Il Sole 24 Ore

Massimo Bottura «IL SUCCESSO? ANIMA CONTADINA, ARTE E ZERO SPRECHI»

- Di Paolo Bricco

Lo dichiaro subito: Massimo Bottura, per me, è il più grande chef al mondo. Lo dichiaro così, con la faziosità non razionale di chi pensa che nessun altro attaccante italiano degli anni 70 sia paragonabi­le al numero 11 del Torino Football Club Paolo Pulici e che Fernand Braudel sia il maggiore storico europeo, che Philip Roth sia as-so-luta-men-te il numero uno nella narrativa contempora­nea e che nessun saggista rappresent­i la nostra società come Vasco Rossi nelle sue canzoni.

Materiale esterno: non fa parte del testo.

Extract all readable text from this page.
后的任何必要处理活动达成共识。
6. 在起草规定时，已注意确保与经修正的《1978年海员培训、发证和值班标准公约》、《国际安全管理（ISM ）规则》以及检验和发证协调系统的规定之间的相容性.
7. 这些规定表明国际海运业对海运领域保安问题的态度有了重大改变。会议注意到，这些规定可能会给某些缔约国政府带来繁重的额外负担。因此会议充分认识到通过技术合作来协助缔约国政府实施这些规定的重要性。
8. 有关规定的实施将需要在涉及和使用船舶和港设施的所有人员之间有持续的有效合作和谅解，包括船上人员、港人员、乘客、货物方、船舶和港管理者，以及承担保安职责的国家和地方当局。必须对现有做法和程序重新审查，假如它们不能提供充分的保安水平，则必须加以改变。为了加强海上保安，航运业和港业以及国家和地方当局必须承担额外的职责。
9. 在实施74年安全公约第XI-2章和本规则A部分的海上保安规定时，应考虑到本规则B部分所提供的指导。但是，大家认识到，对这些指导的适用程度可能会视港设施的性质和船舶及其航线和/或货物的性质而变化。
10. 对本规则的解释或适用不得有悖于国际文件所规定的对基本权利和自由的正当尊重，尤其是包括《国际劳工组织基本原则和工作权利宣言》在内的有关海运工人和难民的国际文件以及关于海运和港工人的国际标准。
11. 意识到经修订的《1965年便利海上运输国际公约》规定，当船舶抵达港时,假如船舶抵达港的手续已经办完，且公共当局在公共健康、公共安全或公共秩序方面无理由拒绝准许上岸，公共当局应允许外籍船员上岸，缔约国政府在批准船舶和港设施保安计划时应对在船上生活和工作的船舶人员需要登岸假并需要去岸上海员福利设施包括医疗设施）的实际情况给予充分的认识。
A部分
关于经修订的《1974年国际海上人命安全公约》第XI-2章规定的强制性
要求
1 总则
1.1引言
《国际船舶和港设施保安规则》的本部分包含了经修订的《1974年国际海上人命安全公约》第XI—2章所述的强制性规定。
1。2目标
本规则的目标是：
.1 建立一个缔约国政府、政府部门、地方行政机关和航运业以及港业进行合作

Sono all’Osteria Francescan­a di Modena, terza stella Michelin nel 2011 e primo posto nella classifica World’s Best Restaurant nel 2016 e nel 2018. Entro nella cantina, dove un’aria condiziona­ta fredda ma non assassina rende l’ambiente piacevole, mentre fuori il caldo stringe alla gola. Bottura è vestito con un paio di jeans e una maglietta nera, come è nera più di una parte della barba che, sul viso ossuto, ha ampie porzioni già sbiancate. Nel tempo triste senza più filosofi che ha eletto i cuochi televisivi a maestri del pensiero, Bottura non ha nulla del guru e ha poco di televisivo.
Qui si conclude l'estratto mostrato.